Seine unverwechselbare Stimme prägt das Konzert, auch, wenn sie manche sehr hohe Tonlage inzwischen umgeht. Dem charismatischen Frontmann, der ohne Pause singt, geht kaum die Puste aus. Und dabei sieht er auch mit Ende 50 noch richtig gut aus – wie die anderen beiden Bandmitglieder auch. Die Zeit ist vielleicht nicht stehen geblieben, aber viele der Besucher tauchen an diesem Abend ein Stück nach hinten in sie hinein.

A-ha schöpft  aus der vollen Hitkiste und holt Songs wie „The Sun Always Shines On TV“ und „Manhatten Skylines“ heraus, die sich ein bisschen gitarrenlastiger als früher anhören und bei denen der alte Schmelz ein wenig fehlt. Dazwischen mixen die Norweger ein paar unbekanntere Songs. Mit Elektro-Set, Band, Streichersektion, dieser Konzertabfolge, den Gitarren-Einlagen von Pål Waaktaar-Savoy – der gern mal seine Instrumente wechselt – und dieser unfassbaren Stimme von Morten Harket beweisen die a-ha-Mannen in Magdeburg, dass sie noch immer in der oberen musikalischen Liga mitmischen können. Da verzeiht man dem Sänger auch, dass er wenig nahbar wirkt, nur zwei Sätze sagt, in denen er „Magdeburg“ einstreut. An Bewegung ist bei Morten Harket kaum zu denken, er wirkt sympathisch introvertiert.

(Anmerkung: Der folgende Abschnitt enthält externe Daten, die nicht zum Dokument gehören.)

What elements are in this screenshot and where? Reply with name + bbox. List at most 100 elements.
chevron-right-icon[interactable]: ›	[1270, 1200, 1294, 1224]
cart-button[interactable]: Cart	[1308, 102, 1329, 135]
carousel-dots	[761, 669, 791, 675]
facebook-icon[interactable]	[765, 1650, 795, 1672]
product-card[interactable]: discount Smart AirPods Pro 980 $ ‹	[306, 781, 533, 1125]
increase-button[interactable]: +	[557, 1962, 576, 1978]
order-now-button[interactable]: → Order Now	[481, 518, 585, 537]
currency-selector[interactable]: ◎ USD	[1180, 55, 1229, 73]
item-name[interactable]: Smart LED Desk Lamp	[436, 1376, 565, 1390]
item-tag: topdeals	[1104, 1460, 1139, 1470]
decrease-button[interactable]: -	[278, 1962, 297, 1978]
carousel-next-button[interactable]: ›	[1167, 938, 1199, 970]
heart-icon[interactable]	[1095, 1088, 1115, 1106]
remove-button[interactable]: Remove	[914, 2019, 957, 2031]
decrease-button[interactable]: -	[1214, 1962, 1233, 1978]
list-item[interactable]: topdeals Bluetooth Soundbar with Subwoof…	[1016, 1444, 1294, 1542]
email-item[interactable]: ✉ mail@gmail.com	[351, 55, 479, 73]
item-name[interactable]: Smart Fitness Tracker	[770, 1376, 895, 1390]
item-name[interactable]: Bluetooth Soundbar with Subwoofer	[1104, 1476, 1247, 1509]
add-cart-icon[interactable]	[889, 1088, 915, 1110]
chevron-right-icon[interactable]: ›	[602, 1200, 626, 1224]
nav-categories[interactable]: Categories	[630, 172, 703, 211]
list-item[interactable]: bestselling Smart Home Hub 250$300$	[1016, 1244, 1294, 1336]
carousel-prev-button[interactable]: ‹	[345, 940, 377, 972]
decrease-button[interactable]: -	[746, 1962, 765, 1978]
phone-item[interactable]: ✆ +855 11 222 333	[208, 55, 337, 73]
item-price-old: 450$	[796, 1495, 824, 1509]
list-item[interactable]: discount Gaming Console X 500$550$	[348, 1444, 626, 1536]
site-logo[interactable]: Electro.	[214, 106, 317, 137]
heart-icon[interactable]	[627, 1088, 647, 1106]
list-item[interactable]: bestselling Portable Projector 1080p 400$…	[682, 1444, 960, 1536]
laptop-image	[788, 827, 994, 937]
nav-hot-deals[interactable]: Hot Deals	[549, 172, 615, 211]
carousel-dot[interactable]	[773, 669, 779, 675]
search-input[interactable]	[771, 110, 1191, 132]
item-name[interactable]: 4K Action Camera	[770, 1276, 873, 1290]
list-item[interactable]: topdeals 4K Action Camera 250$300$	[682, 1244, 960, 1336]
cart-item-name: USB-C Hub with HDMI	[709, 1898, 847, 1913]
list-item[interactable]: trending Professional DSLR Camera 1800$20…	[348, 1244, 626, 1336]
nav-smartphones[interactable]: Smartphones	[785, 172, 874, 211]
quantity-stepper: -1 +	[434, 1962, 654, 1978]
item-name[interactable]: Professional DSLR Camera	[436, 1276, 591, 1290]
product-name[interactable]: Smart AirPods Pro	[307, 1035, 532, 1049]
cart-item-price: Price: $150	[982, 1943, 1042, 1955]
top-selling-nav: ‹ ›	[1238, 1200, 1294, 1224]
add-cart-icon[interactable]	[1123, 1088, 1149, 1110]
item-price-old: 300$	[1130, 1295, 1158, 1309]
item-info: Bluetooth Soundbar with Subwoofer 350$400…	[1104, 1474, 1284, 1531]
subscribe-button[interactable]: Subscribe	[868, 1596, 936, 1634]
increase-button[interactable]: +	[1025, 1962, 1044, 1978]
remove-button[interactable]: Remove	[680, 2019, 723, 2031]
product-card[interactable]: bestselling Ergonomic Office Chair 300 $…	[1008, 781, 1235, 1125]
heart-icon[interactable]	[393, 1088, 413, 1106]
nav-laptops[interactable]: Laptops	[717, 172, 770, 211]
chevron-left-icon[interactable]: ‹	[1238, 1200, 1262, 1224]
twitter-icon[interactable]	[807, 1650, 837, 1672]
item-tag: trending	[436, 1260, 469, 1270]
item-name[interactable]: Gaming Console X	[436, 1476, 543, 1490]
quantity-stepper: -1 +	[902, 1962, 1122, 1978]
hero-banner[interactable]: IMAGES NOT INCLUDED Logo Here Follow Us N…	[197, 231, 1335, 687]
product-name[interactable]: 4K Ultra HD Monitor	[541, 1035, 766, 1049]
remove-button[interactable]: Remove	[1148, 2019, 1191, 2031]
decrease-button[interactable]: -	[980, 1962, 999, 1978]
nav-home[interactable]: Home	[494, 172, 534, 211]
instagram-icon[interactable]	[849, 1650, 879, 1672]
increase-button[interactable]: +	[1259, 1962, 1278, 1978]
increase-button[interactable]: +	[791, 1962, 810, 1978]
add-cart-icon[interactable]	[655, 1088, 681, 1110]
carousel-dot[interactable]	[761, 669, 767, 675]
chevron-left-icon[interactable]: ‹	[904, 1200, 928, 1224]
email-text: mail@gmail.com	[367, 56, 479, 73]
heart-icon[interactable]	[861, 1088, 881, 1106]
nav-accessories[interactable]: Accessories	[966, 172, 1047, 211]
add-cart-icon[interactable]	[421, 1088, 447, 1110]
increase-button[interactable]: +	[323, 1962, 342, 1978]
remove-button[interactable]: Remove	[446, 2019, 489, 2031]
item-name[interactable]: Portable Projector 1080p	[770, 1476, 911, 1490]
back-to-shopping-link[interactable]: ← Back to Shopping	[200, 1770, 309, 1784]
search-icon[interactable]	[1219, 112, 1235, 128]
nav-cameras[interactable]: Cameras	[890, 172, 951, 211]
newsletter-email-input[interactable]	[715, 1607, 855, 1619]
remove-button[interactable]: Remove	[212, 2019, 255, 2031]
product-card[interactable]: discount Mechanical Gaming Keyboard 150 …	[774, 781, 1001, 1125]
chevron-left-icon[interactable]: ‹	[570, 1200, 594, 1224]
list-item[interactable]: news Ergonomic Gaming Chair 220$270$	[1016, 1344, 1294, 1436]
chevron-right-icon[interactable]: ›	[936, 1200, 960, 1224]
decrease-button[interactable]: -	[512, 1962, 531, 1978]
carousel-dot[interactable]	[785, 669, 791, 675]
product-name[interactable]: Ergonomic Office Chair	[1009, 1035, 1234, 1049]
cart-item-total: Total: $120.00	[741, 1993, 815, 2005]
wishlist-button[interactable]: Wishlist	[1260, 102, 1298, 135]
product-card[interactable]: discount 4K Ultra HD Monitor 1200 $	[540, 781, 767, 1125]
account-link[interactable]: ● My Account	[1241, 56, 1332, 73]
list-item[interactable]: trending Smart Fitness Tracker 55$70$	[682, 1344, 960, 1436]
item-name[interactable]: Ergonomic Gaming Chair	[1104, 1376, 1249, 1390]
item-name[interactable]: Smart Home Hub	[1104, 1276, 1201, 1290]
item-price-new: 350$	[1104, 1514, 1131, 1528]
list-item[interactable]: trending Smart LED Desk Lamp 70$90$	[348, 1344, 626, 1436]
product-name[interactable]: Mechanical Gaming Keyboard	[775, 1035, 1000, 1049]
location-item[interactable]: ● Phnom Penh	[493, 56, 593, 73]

Musiker in Miniatur-Ansicht

Die Interaktion mit dem Publikum übernimmt Magne Furuholmen, der vom Keyboard an den Bühnenrand kommt und dafür sorgt, dass bei „Hunting High and Low“ ein Massenchor unter freiem Himmel singt, der zum Glück die Regenwolken gnädig weiterziehen lässt.

Der Keyboarder versucht sich sogar auf Deutsch und stellt die Gastmusiker vor, die mit für einen satten Sound auf dem Domplatz sorgen. Ein bisschen schade ist, dass man seine Neugier auf das Aussehen der drei und die Lust, auch kleine Gesten mitzuverfolgen, nicht mit Blick auf große Leinwände ausleben kann. In den hinteren Reihen bleiben die drei berühmten Menschen dort auf der Bühne eine Miniatur-Ansicht vor schön illuminiertem Hintergrund. Umso besser, dass der Hör-Genuss richtig groß ist. Schon lange bevor der James-Bond-Song „The Living Daylights“ und das unvermeidliche und erwartete „Take On Me“ am Ende viele in Ekstase versetzen, ist die Stimmung, wie sie sein muss, wenn man bei einem Konzert steht.

Für die, die damals sehnsüchtig auf jene schauten, die problemlos an Starschnitte, Alben und Lederbänder herankamen, die versuchten, das Englisch aus dem Kassettenrekorder nachzuahmen, die a-ha aus der Pubertät mitgenommen haben in ihre Lebensjahre – für die dürfte dieses Konzert eine besondere Reise gewesen sein: Zurück in die Vergangenheit und wieder zurück in die Zukunft. Für ihre Kinder könnte sich an diesem Abend erklärt haben, warum die Eltern so was damals gut gefunden haben. Und für alle anderen könnte es einfach ein richtig schöner Abend vor traumhafter Kulisse gewesen sein.